US Agencies 'Too Cosy' With Osama Filmmakers

Al Qaeda has released a posthumous audio tape of Osama bin Laden praising revolutions sweeping the Arab world and urging Muslims to rise up.

The 12-minute message posted on jihadist web forums included advice on how to spread revolt across the Islamic world.

Al Qaeda said bin Laden had recorded the tape a week before he was killed at his hideout in Pakistan.

In the audio, a voice reported to be bin Laden's lavishes praise on revolutions earlier this year in Tunisia and Egypt.

"Tunisia was the first but swiftly the knights of Egypt have taken a spark from the free people of Tunisia to Tahrir Square," he said.

"It has made the rulers worried."

Meanwhile, America's defence chief has said Pakistan's leaders were unaware bin Laden had been hiding on their soil.

In a strong defence of officials in Islamabad, defence secretary Robert Gates said he believed "somebody knew" of the al Qaeda leader's whereabouts.

He added: "I have seen no evidence at all that the senior leadership knew.

"In fact, I've seen some evidence to the contrary."

He would not say who the "somebody" may have been, but suggested it could have been retired or low-level Pakistani officials.

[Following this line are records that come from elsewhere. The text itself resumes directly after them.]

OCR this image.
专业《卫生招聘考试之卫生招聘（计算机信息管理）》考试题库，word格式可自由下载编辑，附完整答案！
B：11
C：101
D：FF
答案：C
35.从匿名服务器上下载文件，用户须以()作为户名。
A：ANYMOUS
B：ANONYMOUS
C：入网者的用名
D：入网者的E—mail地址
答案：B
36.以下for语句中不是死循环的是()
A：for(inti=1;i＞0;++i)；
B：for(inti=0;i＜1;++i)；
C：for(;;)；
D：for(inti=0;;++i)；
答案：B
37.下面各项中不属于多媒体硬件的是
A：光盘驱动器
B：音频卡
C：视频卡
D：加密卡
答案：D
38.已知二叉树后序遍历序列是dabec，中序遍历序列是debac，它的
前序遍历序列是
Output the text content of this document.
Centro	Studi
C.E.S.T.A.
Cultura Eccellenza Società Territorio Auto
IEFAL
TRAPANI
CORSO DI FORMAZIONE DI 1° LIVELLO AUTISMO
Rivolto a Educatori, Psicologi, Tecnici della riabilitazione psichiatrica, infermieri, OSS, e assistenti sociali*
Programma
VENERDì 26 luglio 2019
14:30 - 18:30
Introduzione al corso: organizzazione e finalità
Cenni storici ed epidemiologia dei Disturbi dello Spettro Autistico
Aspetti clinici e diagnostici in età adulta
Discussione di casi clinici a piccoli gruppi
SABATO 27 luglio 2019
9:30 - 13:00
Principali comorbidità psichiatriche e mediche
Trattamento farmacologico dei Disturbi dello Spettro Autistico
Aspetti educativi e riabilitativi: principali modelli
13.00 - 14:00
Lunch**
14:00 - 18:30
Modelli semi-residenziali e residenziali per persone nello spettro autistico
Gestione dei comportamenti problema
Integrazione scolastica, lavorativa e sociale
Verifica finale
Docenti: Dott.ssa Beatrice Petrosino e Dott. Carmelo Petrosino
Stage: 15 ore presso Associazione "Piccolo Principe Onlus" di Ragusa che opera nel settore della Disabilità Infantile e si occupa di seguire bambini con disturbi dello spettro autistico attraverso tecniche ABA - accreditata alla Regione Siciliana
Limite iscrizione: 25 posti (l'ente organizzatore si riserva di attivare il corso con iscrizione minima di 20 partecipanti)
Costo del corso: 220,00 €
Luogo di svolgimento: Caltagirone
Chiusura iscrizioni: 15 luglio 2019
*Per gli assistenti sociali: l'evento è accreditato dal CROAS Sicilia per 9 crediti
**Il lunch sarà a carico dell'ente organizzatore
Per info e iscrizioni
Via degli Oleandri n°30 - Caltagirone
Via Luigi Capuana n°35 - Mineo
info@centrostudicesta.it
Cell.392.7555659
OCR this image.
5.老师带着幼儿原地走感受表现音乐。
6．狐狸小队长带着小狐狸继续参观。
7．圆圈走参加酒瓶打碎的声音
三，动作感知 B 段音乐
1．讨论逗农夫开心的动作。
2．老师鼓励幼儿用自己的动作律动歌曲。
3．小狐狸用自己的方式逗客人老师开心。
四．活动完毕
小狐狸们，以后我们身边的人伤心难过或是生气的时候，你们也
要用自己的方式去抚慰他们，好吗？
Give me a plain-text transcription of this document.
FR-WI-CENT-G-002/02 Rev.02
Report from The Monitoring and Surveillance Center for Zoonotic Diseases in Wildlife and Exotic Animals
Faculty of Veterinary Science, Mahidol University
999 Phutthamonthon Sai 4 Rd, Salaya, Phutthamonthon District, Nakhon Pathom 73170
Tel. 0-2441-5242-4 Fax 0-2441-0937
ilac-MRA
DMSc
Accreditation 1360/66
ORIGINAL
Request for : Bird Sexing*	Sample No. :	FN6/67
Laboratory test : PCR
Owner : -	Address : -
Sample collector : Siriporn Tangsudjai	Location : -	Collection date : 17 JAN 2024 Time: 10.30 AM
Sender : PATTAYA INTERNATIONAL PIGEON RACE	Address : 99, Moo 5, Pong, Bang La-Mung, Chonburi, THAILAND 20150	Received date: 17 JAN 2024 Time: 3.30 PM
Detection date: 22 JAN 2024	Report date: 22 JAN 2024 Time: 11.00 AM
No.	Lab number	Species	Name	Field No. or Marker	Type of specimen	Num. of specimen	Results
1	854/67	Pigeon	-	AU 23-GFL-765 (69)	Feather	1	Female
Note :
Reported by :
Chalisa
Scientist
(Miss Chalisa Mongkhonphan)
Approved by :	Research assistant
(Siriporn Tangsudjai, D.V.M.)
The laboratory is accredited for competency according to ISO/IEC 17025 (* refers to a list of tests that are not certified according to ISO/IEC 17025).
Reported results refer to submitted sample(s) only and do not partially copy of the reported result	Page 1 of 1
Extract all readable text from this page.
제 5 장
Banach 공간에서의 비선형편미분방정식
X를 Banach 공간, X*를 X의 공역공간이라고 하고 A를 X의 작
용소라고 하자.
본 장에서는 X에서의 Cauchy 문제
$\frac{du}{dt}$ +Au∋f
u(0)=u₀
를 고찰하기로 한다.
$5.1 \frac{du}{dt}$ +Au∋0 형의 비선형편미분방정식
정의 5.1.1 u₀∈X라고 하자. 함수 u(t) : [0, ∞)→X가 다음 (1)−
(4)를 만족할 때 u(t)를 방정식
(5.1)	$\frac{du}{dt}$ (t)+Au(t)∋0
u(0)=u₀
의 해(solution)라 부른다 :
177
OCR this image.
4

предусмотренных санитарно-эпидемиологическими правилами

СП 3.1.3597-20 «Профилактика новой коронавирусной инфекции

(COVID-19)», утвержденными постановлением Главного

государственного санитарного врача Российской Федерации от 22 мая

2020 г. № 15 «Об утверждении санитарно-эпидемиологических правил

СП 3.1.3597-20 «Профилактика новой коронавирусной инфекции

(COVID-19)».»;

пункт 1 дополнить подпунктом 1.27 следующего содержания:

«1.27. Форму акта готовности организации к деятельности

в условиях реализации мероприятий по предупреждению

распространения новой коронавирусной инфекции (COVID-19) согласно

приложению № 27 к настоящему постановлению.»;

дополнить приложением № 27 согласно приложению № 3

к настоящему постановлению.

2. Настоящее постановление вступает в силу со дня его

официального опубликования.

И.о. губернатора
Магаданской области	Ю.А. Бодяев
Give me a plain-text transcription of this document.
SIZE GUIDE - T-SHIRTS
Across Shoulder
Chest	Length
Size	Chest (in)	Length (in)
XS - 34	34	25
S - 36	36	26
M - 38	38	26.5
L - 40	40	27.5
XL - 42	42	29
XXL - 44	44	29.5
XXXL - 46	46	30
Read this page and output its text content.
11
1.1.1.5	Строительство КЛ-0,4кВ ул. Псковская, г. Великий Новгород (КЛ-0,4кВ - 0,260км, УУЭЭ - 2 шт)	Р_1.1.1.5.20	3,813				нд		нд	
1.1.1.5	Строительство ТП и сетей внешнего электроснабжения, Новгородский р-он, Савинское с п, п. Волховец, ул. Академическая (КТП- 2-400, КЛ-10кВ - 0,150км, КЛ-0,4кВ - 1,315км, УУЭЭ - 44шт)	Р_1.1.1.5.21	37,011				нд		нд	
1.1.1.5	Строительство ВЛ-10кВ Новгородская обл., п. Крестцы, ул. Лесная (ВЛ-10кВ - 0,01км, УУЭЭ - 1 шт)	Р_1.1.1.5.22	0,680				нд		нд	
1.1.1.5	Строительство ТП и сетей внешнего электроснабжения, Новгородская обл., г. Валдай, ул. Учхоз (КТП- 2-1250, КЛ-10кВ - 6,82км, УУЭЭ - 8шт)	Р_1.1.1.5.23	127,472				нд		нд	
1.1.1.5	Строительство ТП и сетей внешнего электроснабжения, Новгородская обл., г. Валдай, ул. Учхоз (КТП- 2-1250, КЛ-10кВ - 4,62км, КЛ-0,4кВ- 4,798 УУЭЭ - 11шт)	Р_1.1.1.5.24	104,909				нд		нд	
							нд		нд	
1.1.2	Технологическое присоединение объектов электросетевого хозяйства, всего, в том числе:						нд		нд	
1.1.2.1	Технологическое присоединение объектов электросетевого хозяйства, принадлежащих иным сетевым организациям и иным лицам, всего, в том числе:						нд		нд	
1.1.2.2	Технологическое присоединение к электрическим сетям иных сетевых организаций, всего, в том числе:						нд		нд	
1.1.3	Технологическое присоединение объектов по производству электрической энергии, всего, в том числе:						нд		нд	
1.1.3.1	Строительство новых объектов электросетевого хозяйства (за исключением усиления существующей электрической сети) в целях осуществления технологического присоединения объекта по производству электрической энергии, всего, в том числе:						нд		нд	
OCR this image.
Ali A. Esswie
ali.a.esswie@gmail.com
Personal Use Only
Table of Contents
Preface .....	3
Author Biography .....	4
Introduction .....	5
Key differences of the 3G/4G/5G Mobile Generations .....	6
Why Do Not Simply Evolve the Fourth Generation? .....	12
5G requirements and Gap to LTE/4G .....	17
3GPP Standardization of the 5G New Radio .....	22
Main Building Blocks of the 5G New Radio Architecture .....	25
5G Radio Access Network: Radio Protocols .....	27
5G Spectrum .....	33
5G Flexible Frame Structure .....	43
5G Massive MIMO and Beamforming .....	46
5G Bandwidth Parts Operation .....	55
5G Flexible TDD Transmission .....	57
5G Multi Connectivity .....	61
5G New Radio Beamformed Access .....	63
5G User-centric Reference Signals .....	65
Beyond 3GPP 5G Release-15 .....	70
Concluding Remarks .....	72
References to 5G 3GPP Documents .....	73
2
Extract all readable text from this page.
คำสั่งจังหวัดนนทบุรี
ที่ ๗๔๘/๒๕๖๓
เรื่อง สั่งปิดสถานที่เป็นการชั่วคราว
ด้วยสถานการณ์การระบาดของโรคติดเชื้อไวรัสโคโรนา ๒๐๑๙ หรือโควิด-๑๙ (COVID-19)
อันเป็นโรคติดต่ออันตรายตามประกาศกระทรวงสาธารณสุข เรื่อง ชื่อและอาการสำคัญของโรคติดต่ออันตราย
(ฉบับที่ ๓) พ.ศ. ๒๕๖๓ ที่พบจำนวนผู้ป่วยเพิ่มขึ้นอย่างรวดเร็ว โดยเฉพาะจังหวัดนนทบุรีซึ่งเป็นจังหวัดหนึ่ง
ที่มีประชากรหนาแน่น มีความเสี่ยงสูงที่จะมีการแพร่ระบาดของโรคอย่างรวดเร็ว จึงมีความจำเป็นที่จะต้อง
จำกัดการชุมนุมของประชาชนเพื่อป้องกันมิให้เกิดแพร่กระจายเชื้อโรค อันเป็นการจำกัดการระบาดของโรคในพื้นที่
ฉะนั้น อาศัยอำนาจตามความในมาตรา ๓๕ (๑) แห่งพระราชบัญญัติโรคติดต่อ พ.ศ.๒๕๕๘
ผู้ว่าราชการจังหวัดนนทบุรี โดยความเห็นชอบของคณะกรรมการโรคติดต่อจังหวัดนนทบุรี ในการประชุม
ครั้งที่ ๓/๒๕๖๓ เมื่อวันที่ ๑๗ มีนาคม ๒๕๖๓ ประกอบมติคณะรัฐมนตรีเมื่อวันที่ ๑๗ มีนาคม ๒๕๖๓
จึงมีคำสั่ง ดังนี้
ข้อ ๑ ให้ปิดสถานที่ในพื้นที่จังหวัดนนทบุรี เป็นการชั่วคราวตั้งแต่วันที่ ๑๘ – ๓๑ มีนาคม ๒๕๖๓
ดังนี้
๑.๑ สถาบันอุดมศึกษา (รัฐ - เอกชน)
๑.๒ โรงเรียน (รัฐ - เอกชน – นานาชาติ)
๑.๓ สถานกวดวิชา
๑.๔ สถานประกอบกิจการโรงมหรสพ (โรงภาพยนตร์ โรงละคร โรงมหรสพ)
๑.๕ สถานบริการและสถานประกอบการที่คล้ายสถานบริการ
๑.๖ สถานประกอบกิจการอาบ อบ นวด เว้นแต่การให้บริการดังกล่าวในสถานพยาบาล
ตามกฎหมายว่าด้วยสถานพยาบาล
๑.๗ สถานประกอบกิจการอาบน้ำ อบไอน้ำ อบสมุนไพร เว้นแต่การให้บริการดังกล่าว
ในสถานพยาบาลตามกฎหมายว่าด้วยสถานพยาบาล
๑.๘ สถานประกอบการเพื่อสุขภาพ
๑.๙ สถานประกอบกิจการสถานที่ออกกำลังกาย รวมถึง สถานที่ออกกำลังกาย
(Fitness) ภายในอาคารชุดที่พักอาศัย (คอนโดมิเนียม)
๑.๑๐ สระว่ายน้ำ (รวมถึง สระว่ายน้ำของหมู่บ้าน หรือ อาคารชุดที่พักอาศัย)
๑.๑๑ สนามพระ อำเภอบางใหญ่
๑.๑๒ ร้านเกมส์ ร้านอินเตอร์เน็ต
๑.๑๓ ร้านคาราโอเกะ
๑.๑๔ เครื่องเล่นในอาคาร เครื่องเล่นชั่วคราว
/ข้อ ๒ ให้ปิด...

Mr Gates' comments come after claims that leaders may have somehow helped harbour bin Laden before he was killed in a US special forces raid on his compound some 35 miles north of the capital.

Mr Gates and the Joint Chiefs of Staff chairman, Admiral Mike Mullen, said in a news conference that both countries must continue to work together - and that Islamabad must take concrete action to eliminate militants' havens along the border with Afghanistan.

Pakistani Taliban have vowed to fight with "new zeal" to complete the al Qaeda chief's mission of waging holy war against the West.

Adm Mullen has forged a close relationship with his Pakistani counterparts, encouraging them to move against high-level terrorists known to be hiding in Pakistan, including al Qaeda's number two leader, Ayman al Zawahri.

But diplomatic relations have been damaged by the US raid on bin Laden's hideout, which Pakistan's government was not warned about.